When Hurricane Katrina hit, I was actually in RCIA classes, not at St F (which, as a traditionalist parish, considered RCIA to be an “innovation” of Vatican II), but at the first stop on my religious misadventures, St A, which was mostly black. Many of the parishioners at St A had a familial connection to Louisiana in general and New Orleans in particular, and an influx of evacuees arrived at the parish after Katrina. During RCIA classes, we would discuss theodicy as it related to New Orleans and Katrina. At the time, the usual suspects were claiming that New Orleans was targeted by god because of its randy Mardi Gras celebrations, and the ever-present problem of “the gays.” It’s not surprising that fundamentalist Protestants like Jerry Falwell and Pat Robertson would beat up on New Orleans, but this article by Richard John Neuhaus illustrates the ambivalence that conservotrads had towards the United States’ most Catholic city:
In this piece, Neuhaus doesn’t seem to know what to make of New Orleans. Nowhere in the piece does he mention the deep Catholic culture of New Orleans, a Catholicism that is more pervasive than the “white ethnic” Catholicism of Boston, Philadelphia, or Chicago. Neuhaus complains about Al Sharpton and Jesse Jackson complaining about racism, because for conservotrads, talking about racism is more offensive than racism itself. He understands that New Orleans is “different” from other American cities, but fails to see how Catholicism factors into this difference. I sense that New Orleans Catholicism is an embarrassment to someone like Neuhaus, who prided himself on combining “orthodox” Catholicism with the Protestant work ethic. New Orleans Catholicism is too black, too poor, too indolent, and not respectable enough for the First Things crowd. New Orleans Catholicism may have given the world jazz, but First Things Catholicism cares only about Gregorian chant and Renaissance polyphony.

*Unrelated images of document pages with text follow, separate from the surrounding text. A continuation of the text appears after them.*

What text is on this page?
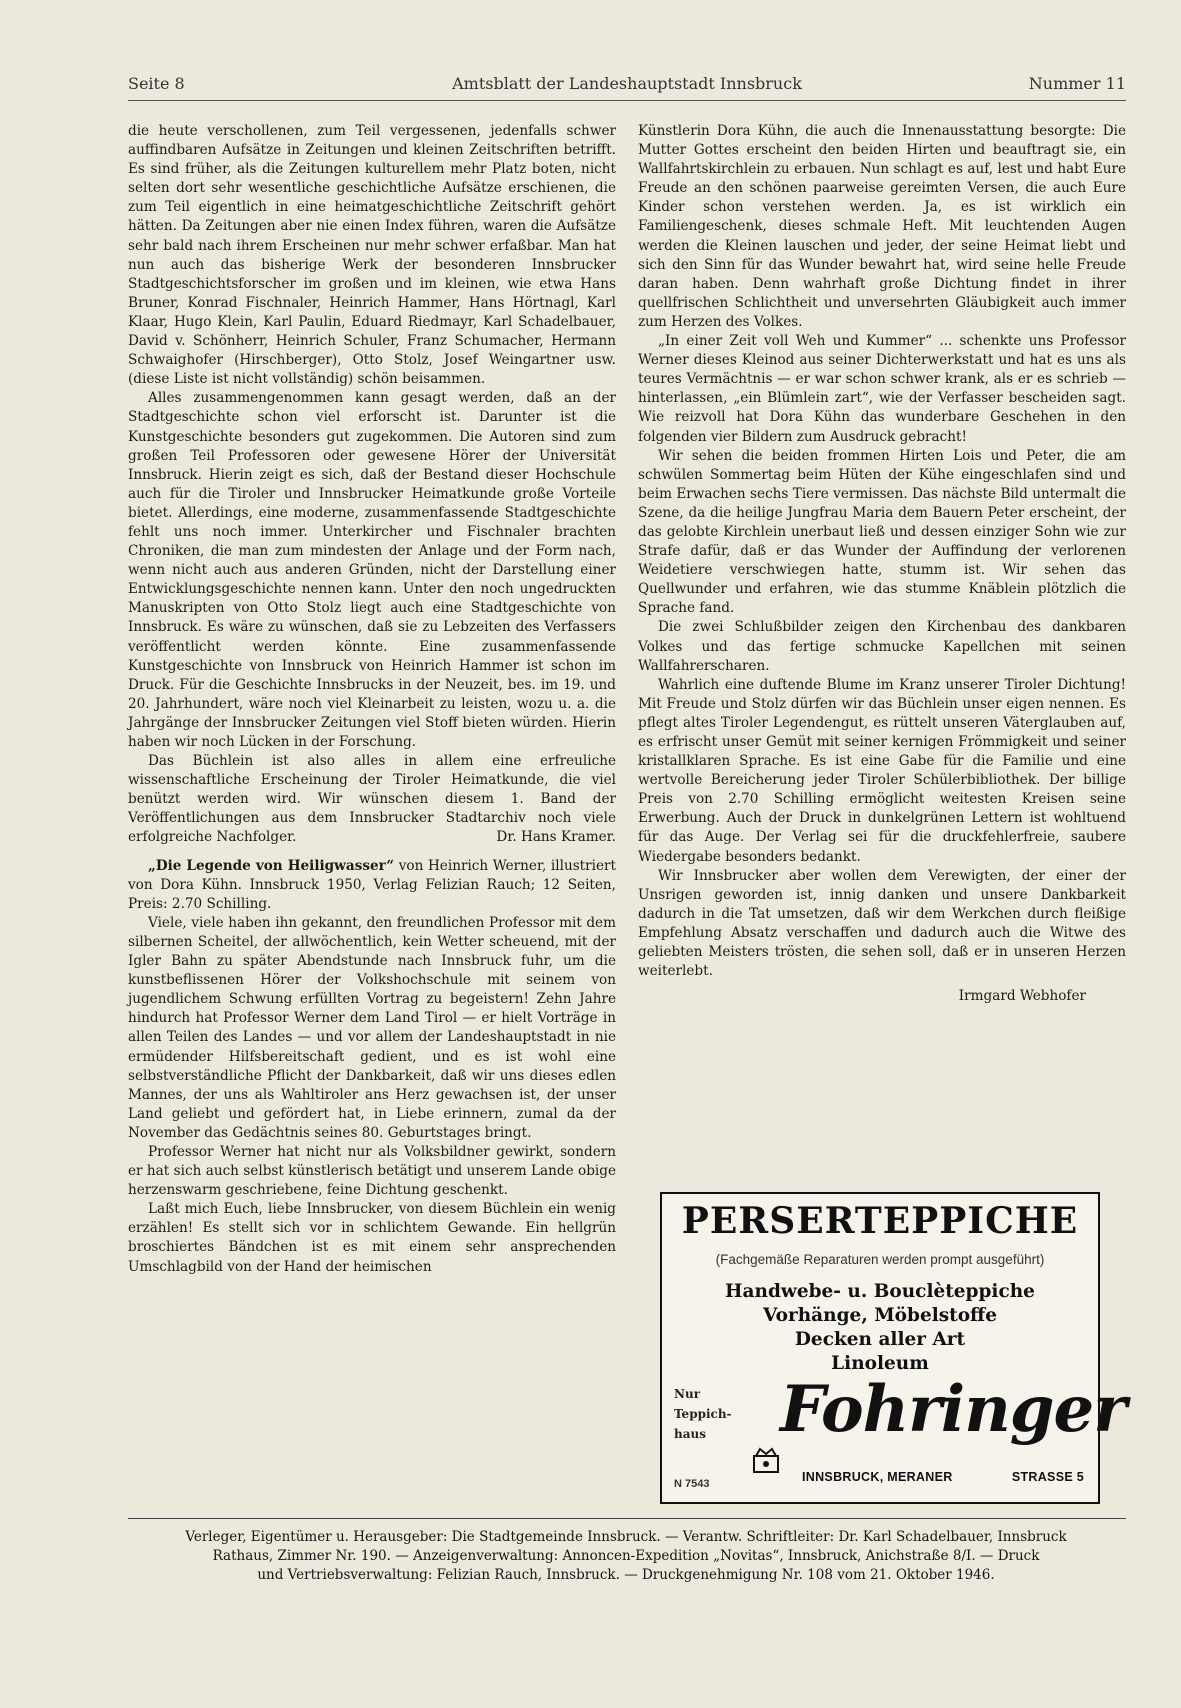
Seite 8	Amtsblatt der Landeshauptstadt Innsbruck	Nummer 11

die heute verschollenen, zum Teil vergessenen, jedenfalls schwer auffindbaren Aufsätze in Zeitungen und kleinen Zeitschriften betrifft. Es sind früher, als die Zeitungen kulturellem mehr Platz boten, nicht selten dort sehr wesentliche geschichtliche Aufsätze erschienen, die zum Teil eigentlich in eine heimatgeschichtliche Zeitschrift gehört hätten. Da Zeitungen aber nie einen Index führen, waren die Aufsätze sehr bald nach ihrem Erscheinen nur mehr schwer erfaßbar. Man hat nun auch das bisherige Werk der besonderen Innsbrucker Stadtgeschichtsforscher im großen und im kleinen, wie etwa Hans Bruner, Konrad Fischnaler, Heinrich Hammer, Hans Hörtnagl, Karl Klaar, Hugo Klein, Karl Paulin, Eduard Riedmayr, Karl Schadelbauer, David v. Schönherr, Heinrich Schuler, Franz Schumacher, Hermann Schwaighofer (Hirschberger), Otto Stolz, Josef Weingartner usw. (diese Liste ist nicht vollständig) schön beisammen.

Alles zusammengenommen kann gesagt werden, daß an der Stadtgeschichte schon viel erforscht ist. Darunter ist die Kunstgeschichte besonders gut zugekommen. Die Autoren sind zum großen Teil Professoren oder gewesene Hörer der Universität Innsbruck. Hierin zeigt es sich, daß der Bestand dieser Hochschule auch für die Tiroler und Innsbrucker Heimatkunde große Vorteile bietet. Allerdings, eine moderne, zusammenfassende Stadtgeschichte fehlt uns noch immer. Unterkircher und Fischnaler brachten Chroniken, die man zum mindesten der Anlage und der Form nach, wenn nicht auch aus anderen Gründen, nicht der Darstellung einer Entwicklungsgeschichte nennen kann. Unter den noch ungedruckten Manuskripten von Otto Stolz liegt auch eine Stadtgeschichte von Innsbruck. Es wäre zu wünschen, daß sie zu Lebzeiten des Verfassers veröffentlicht werden könnte. Eine zusammenfassende Kunstgeschichte von Innsbruck von Heinrich Hammer ist schon im Druck. Für die Geschichte Innsbrucks in der Neuzeit, bes. im 19. und 20. Jahrhundert, wäre noch viel Kleinarbeit zu leisten, wozu u. a. die Jahrgänge der Innsbrucker Zeitungen viel Stoff bieten würden. Hierin haben wir noch Lücken in der Forschung.

Das Büchlein ist also alles in allem eine erfreuliche wissenschaftliche Erscheinung der Tiroler Heimatkunde, die viel benützt werden wird. Wir wünschen diesem 1. Band der Veröffentlichungen aus dem Innsbrucker Stadtarchiv noch viele erfolgreiche Nachfolger.	Dr. Hans Kramer.

„Die Legende von Heiligwasser“ von Heinrich Werner, illustriert von Dora Kühn. Innsbruck 1950, Verlag Felizian Rauch; 12 Seiten, Preis: 2.70 Schilling.

Viele, viele haben ihn gekannt, den freundlichen Professor mit dem silbernen Scheitel, der allwöchentlich, kein Wetter scheuend, mit der Igler Bahn zu später Abendstunde nach Innsbruck fuhr, um die kunstbeflissenen Hörer der Volkshochschule mit seinem von jugendlichem Schwung erfüllten Vortrag zu begeistern! Zehn Jahre hindurch hat Professor Werner dem Land Tirol — er hielt Vorträge in allen Teilen des Landes — und vor allem der Landeshauptstadt in nie ermüdender Hilfsbereitschaft gedient, und es ist wohl eine selbstverständliche Pflicht der Dankbarkeit, daß wir uns dieses edlen Mannes, der uns als Wahltiroler ans Herz gewachsen ist, der unser Land geliebt und gefördert hat, in Liebe erinnern, zumal da der November das Gedächtnis seines 80. Geburtstages bringt.

Professor Werner hat nicht nur als Volksbildner gewirkt, sondern er hat sich auch selbst künstlerisch betätigt und unserem Lande obige herzenswarm geschriebene, feine Dichtung geschenkt.

Laßt mich Euch, liebe Innsbrucker, von diesem Büchlein ein wenig erzählen! Es stellt sich vor in schlichtem Gewande. Ein hellgrün broschiertes Bändchen ist es mit einem sehr ansprechenden Umschlagbild von der Hand der heimischen

Künstlerin Dora Kühn, die auch die Innenausstattung besorgte: Die Mutter Gottes erscheint den beiden Hirten und beauftragt sie, ein Wallfahrtskirchlein zu erbauen. Nun schlagt es auf, lest und habt Eure Freude an den schönen paarweise gereimten Versen, die auch Eure Kinder schon verstehen werden. Ja, es ist wirklich ein Familiengeschenk, dieses schmale Heft. Mit leuchtenden Augen werden die Kleinen lauschen und jeder, der seine Heimat liebt und sich den Sinn für das Wunder bewahrt hat, wird seine helle Freude daran haben. Denn wahrhaft große Dichtung findet in ihrer quellfrischen Schlichtheit und unversehrten Gläubigkeit auch immer zum Herzen des Volkes.

„In einer Zeit voll Weh und Kummer“ ... schenkte uns Professor Werner dieses Kleinod aus seiner Dichterwerkstatt und hat es uns als teures Vermächtnis — er war schon schwer krank, als er es schrieb — hinterlassen, „ein Blümlein zart“, wie der Verfasser bescheiden sagt. Wie reizvoll hat Dora Kühn das wunderbare Geschehen in den folgenden vier Bildern zum Ausdruck gebracht!

Wir sehen die beiden frommen Hirten Lois und Peter, die am schwülen Sommertag beim Hüten der Kühe eingeschlafen sind und beim Erwachen sechs Tiere vermissen. Das nächste Bild untermalt die Szene, da die heilige Jungfrau Maria dem Bauern Peter erscheint, der das gelobte Kirchlein unerbaut ließ und dessen einziger Sohn wie zur Strafe dafür, daß er das Wunder der Auffindung der verlorenen Weidetiere verschwiegen hatte, stumm ist. Wir sehen das Quellwunder und erfahren, wie das stumme Knäblein plötzlich die Sprache fand.

Die zwei Schlußbilder zeigen den Kirchenbau des dankbaren Volkes und das fertige schmucke Kapellchen mit seinen Wallfahrerscharen.

Wahrlich eine duftende Blume im Kranz unserer Tiroler Dichtung! Mit Freude und Stolz dürfen wir das Büchlein unser eigen nennen. Es pflegt altes Tiroler Legendengut, es rüttelt unseren Väterglauben auf, es erfrischt unser Gemüt mit seiner kernigen Frömmigkeit und seiner kristallklaren Sprache. Es ist eine Gabe für die Familie und eine wertvolle Bereicherung jeder Tiroler Schülerbibliothek. Der billige Preis von 2.70 Schilling ermöglicht weitesten Kreisen seine Erwerbung. Auch der Druck in dunkelgrünen Lettern ist wohltuend für das Auge. Der Verlag sei für die druckfehlerfreie, saubere Wiedergabe besonders bedankt.

Wir Innsbrucker aber wollen dem Verewigten, der einer der Unsrigen geworden ist, innig danken und unsere Dankbarkeit dadurch in die Tat umsetzen, daß wir dem Werkchen durch fleißige Empfehlung Absatz verschaffen und dadurch auch die Witwe des geliebten Meisters trösten, die sehen soll, daß er in unseren Herzen weiterlebt.

Irmgard Webhofer

PERSERTEPPICHE
(Fachgemäße Reparaturen werden prompt ausgeführt)
Handwebe- u. Bouclèteppiche
Vorhänge, Möbelstoffe
Decken aller Art
Linoleum
Nur
Teppich-
haus	Fohringer
INNSBRUCK, MERANER	STRASSE 5
N 7543

Verleger, Eigentümer u. Herausgeber: Die Stadtgemeinde Innsbruck. — Verantw. Schriftleiter: Dr. Karl Schadelbauer, Innsbruck

Rathaus, Zimmer Nr. 190. — Anzeigenverwaltung: Annoncen-Expedition „Novitas“, Innsbruck, Anichstraße 8/I. — Druck

und Vertriebsverwaltung: Felizian Rauch, Innsbruck. — Druckgenehmigung Nr. 108 vom 21. Oktober 1946.
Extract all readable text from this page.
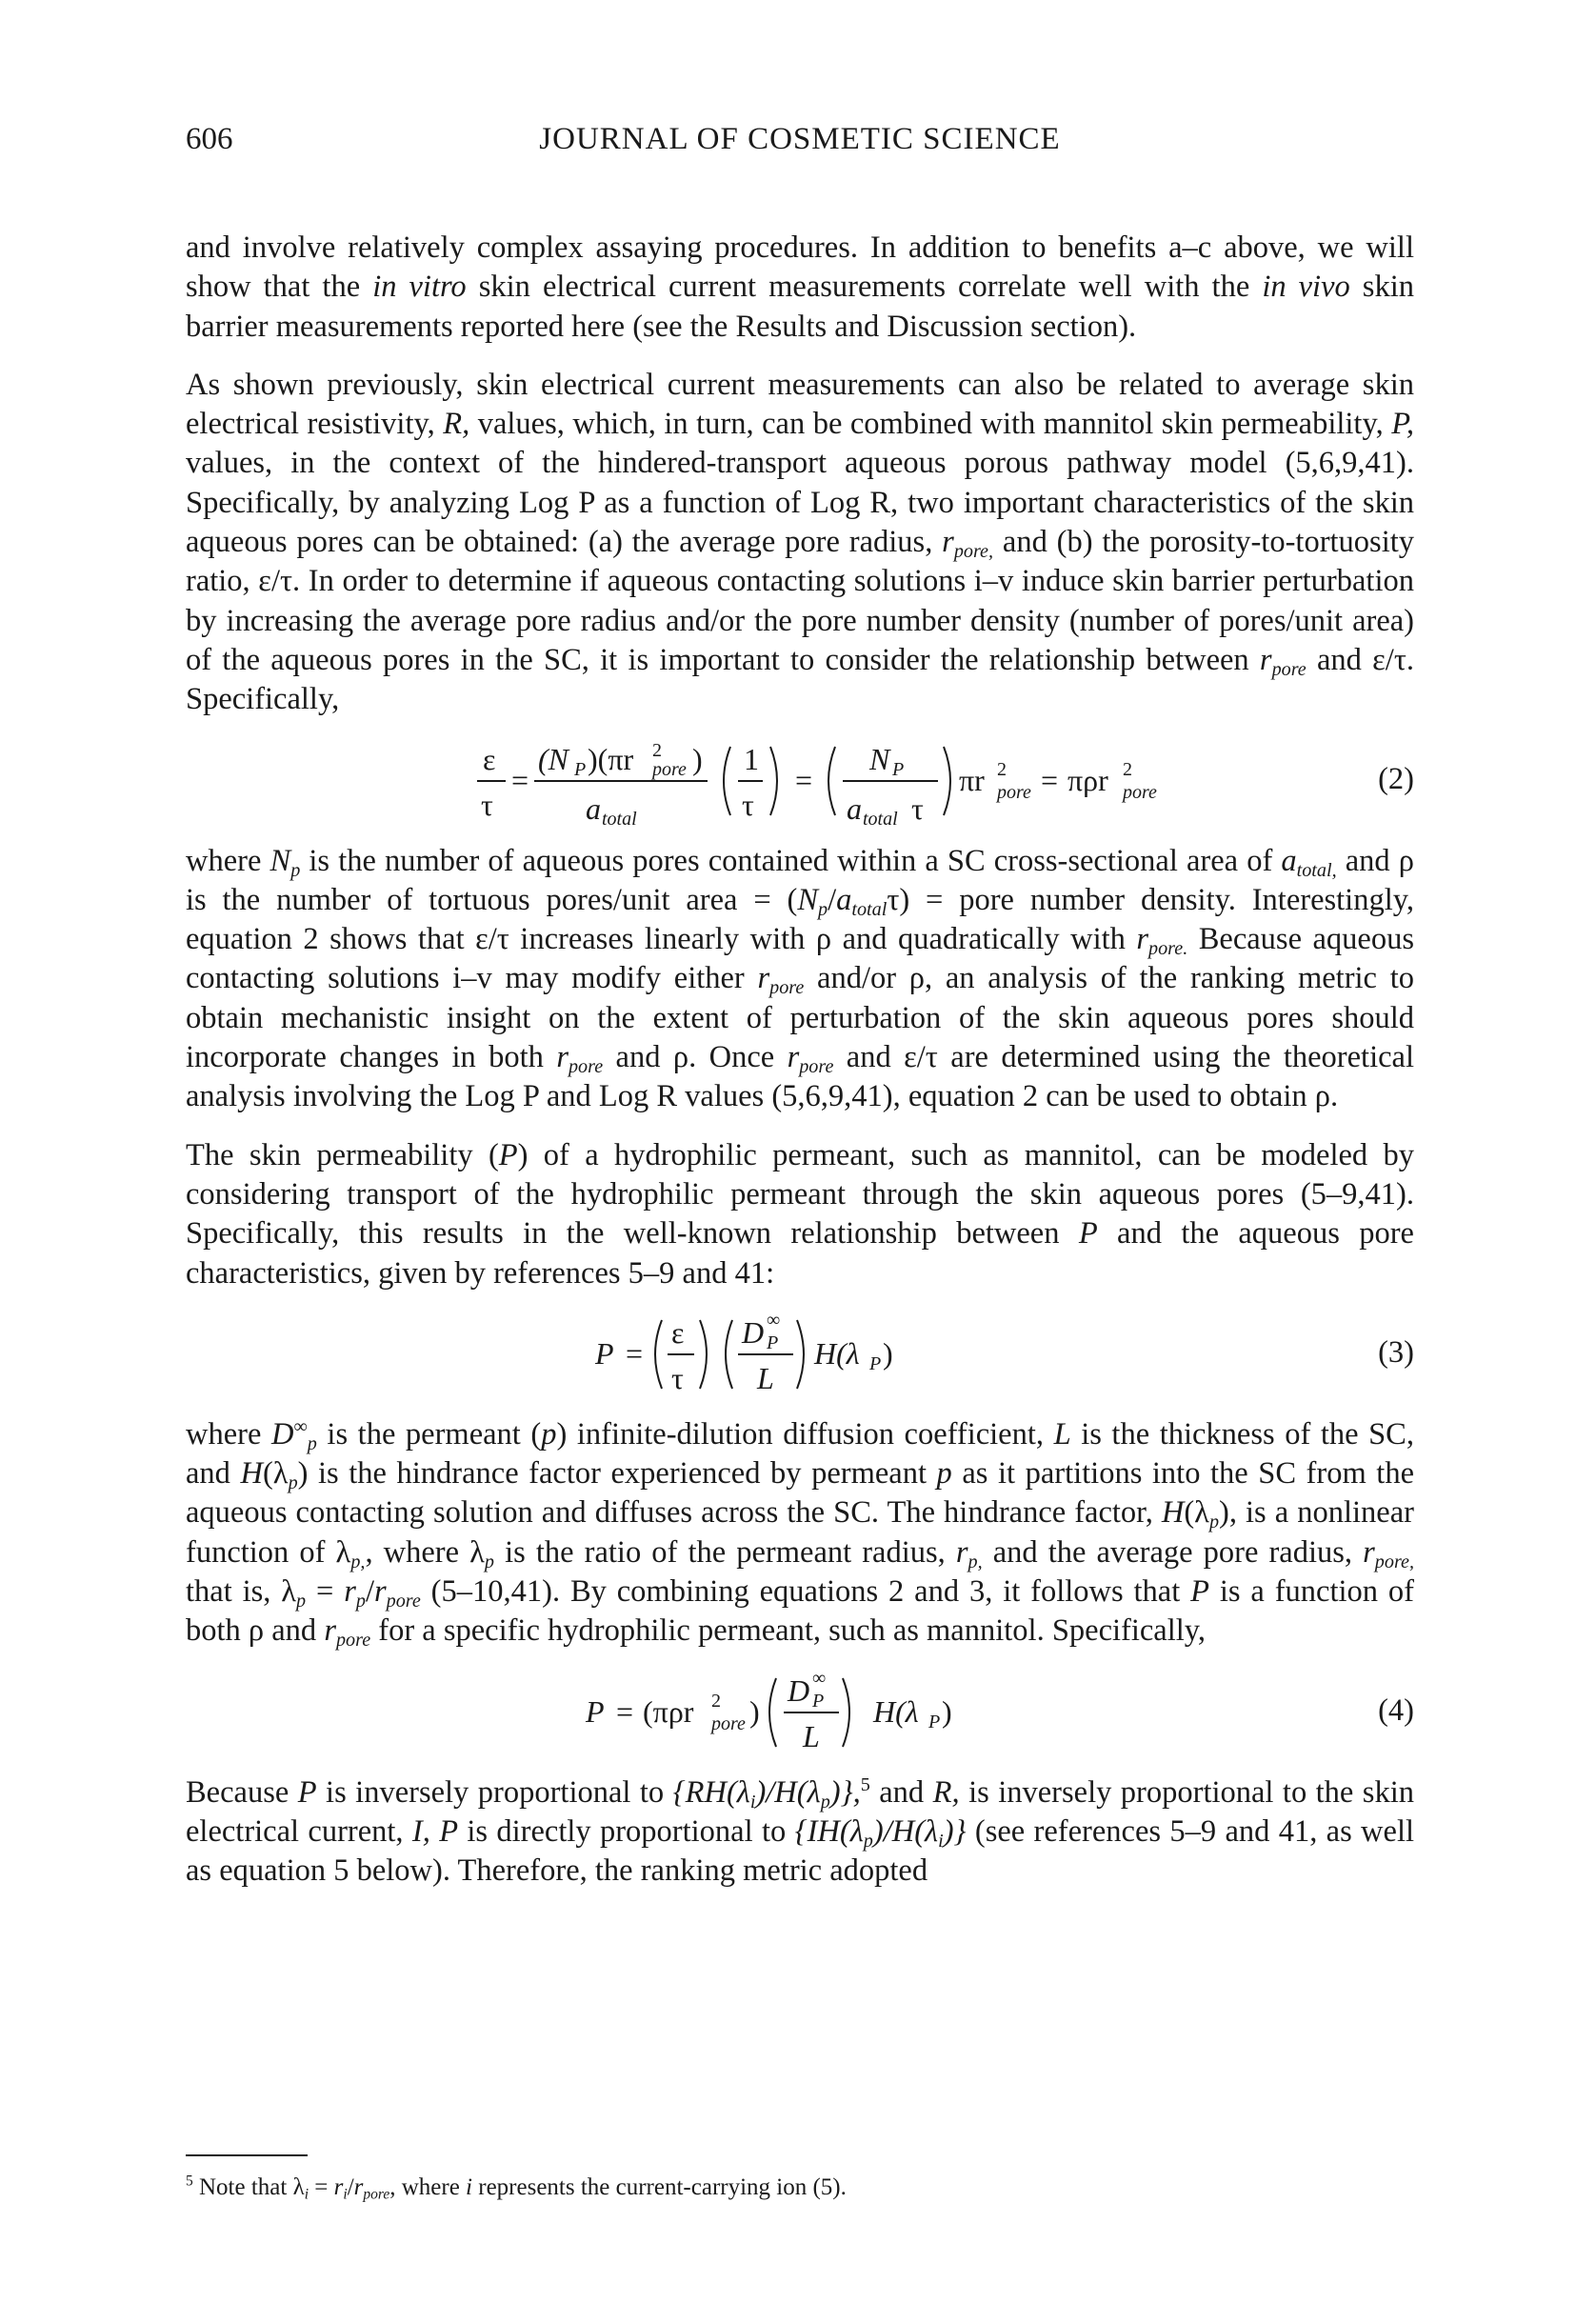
606	JOURNAL OF COSMETIC SCIENCE

and involve relatively complex assaying procedures. In addition to benefits a–c above, we will show that the in vitro skin electrical current measurements correlate well with the in vivo skin barrier measurements reported here (see the Results and Discussion section).

As shown previously, skin electrical current measurements can also be related to average skin electrical resistivity, R, values, which, in turn, can be combined with mannitol skin permeability, P, values, in the context of the hindered-transport aqueous porous pathway model (5,6,9,41). Specifically, by analyzing Log P as a function of Log R, two important characteristics of the skin aqueous pores can be obtained: (a) the average pore radius, $r_{pore,}$ and (b) the porosity-to-tortuosity ratio, ε/τ. In order to determine if aqueous contacting solutions i–v induce skin barrier perturbation by increasing the average pore radius and/or the pore number density (number of pores/unit area) of the aqueous pores in the SC, it is important to consider the relationship between $r_{pore}$ and ε/τ. Specifically,

ε
τ
=
(N P )(πr 2
pore )
a total
1
τ
=
N P
a total τ
πr 2
pore = πρr 2
pore	(2)

where $N_p$ is the number of aqueous pores contained within a SC cross-sectional area of $a_{total,}$ and ρ is the number of tortuous pores/unit area = $(N_p/a_{total}\tau)$ = pore number density. Interestingly, equation 2 shows that ε/τ increases linearly with ρ and quadratically with $r_{pore.}$ Because aqueous contacting solutions i–v may modify either $r_{pore}$ and/or ρ, an analysis of the ranking metric to obtain mechanistic insight on the extent of perturbation of the skin aqueous pores should incorporate changes in both $r_{pore}$ and ρ. Once $r_{pore}$ and ε/τ are determined using the theoretical analysis involving the Log P and Log R values (5,6,9,41), equation 2 can be used to obtain ρ.

The skin permeability (P) of a hydrophilic permeant, such as mannitol, can be modeled by considering transport of the hydrophilic permeant through the skin aqueous pores (5–9,41). Specifically, this results in the well-known relationship between P and the aqueous pore characteristics, given by references 5–9 and 41:

P =
ε
τ
D ∞
P
L
H(λ P )	(3)

where $D^\infty_p$ is the permeant (p) infinite-dilution diffusion coefficient, L is the thickness of the SC, and $H(\lambda_p)$ is the hindrance factor experienced by permeant p as it partitions into the SC from the aqueous contacting solution and diffuses across the SC. The hindrance factor, $H(\lambda_p)$, is a nonlinear function of $\lambda_{p,}$, where $\lambda_p$ is the ratio of the permeant radius, $r_{p,}$ and the average pore radius, $r_{pore,}$ that is, $\lambda_p = r_p/r_{pore}$ (5–10,41). By combining equations 2 and 3, it follows that P is a function of both ρ and $r_{pore}$ for a specific hydrophilic permeant, such as mannitol. Specifically,

P = (πρr 2
pore )
D ∞
P
L
H(λ P )	(4)

Because P is inversely proportional to $\{RH(\lambda_i)/H(\lambda_p)\},^5$ and R, is inversely proportional to the skin electrical current, I, P is directly proportional to $\{IH(\lambda_p)/H(\lambda_i)\}$ (see references 5–9 and 41, as well as equation 5 below). Therefore, the ranking metric adopted

$^5$ Note that $\lambda_i = r_i/r_{pore}$, where i represents the current-carrying ion (5).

If you’ve spent any amount of conservotrad and traditionalist sites, you’ll know that a yearning for a “Catholic culture” is a constant refrain on such sites. However, to conservotrads and traditionalists, Catholic America consists of the “ethnic whites” in cities like Boston, Philadelphia, New York, and Chicago, and WASPy converts like Neuhaus. The Catholicism on display in Louisiana, which has been far more influential from a cultural perspective than the white Catholic ghetto of old, doesn’t even register on the conservotrad or traditionalist radar. I don’t think it’s coincidental that writings of a handful of nineteenth century English Catholic converts — G.K. Chesterton, Hilarie Belloc, and John Henry Newman — have influenced how conservotrads and traditionalists think an Anglophone Catholic culture should look like. The general impression one gets from reading the works of these men is that Anglophone Catholicism is essentially a reactionary, agrarian affair that looks to a romanticized version of the Middle Ages as its guide, where everyone had a place and was content to be in that place. The messier aspects of “actually existing Catholicism” — folk religion, political and religious authoritarianism, clericalism, institutionalized abuse — don’t factor into their social model. New Orleans Catholicism is an example of “actually existing Catholicism” American-style, but conservotrad and traditionalists are reluctant to acknowledge its existence.